Personification of violence in Greek mythology

In Greek mythology, Bia (/ˈbaɪə/; Βία /grc/, ) is the personification of violence.

== Family ==
Bia was the daughter of the Titan Pallas and Oceanid Styx, and sister of Nike, Kratos, and Zelus.

== Mythology ==
Bia and her siblings were constant companions of Zeus. They achieved this honour after supporting him in the Titan War along with their mother. Bia is one of the characters named in the Greek tragedy Prometheus Bound, attributed to Aeschylus, where Hephaestus is compelled by the gods to bind Prometheus after he was caught stealing fire and offering the gift to mortals. Although she appears alongside her brother Kratos, she does not speak.

=== Titanomachy ===
Along with their mother, Bia and her siblings helped Zeus in his war against the Titans. The war, which was referred to as the Titanomachy, lasted for ten years, with the Olympian gods emerging victorious. Due to their heroic actions during the war, the four siblings won Zeus's respect and became his constant companions. They were almost always by his side as he sat on his throne in Mount Olympus, and they were tasked with enforcing Zeus's orders whenever he required an act of strength.'

=== Prometheus' punishment ===
Bia is not as well known as her siblings Kratos or Nike, and when she appears in myths, she is usually silent.

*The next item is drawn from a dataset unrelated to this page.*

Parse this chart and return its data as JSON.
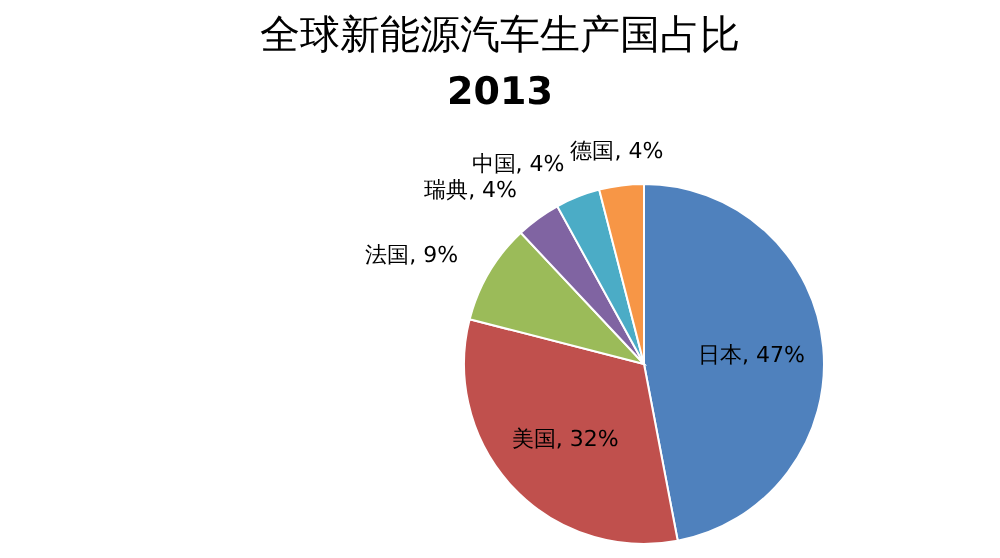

However, she does play a pivotal role in the story of Prometheus. Prometheus was one of the Titans and was often in conflict with Zeus. Eventually, he angered Zeus so much that he decided to punish him for all of eternity. He ordered that Prometheus be chained to a rock in the Caucasus Mountains. Bia and her brother, Kratos, were sent to ensure that Hephaestus carried out this task. Each day, an eagle would pluck out Prometheus's liver and eat it in front of him. Each night his liver would regrow, and the cycle would begin again, leaving him in perpetual torment.

== Worship ==
According to Pausanias, there was a sanctuary to Bia and Ananke near Acrocorinth.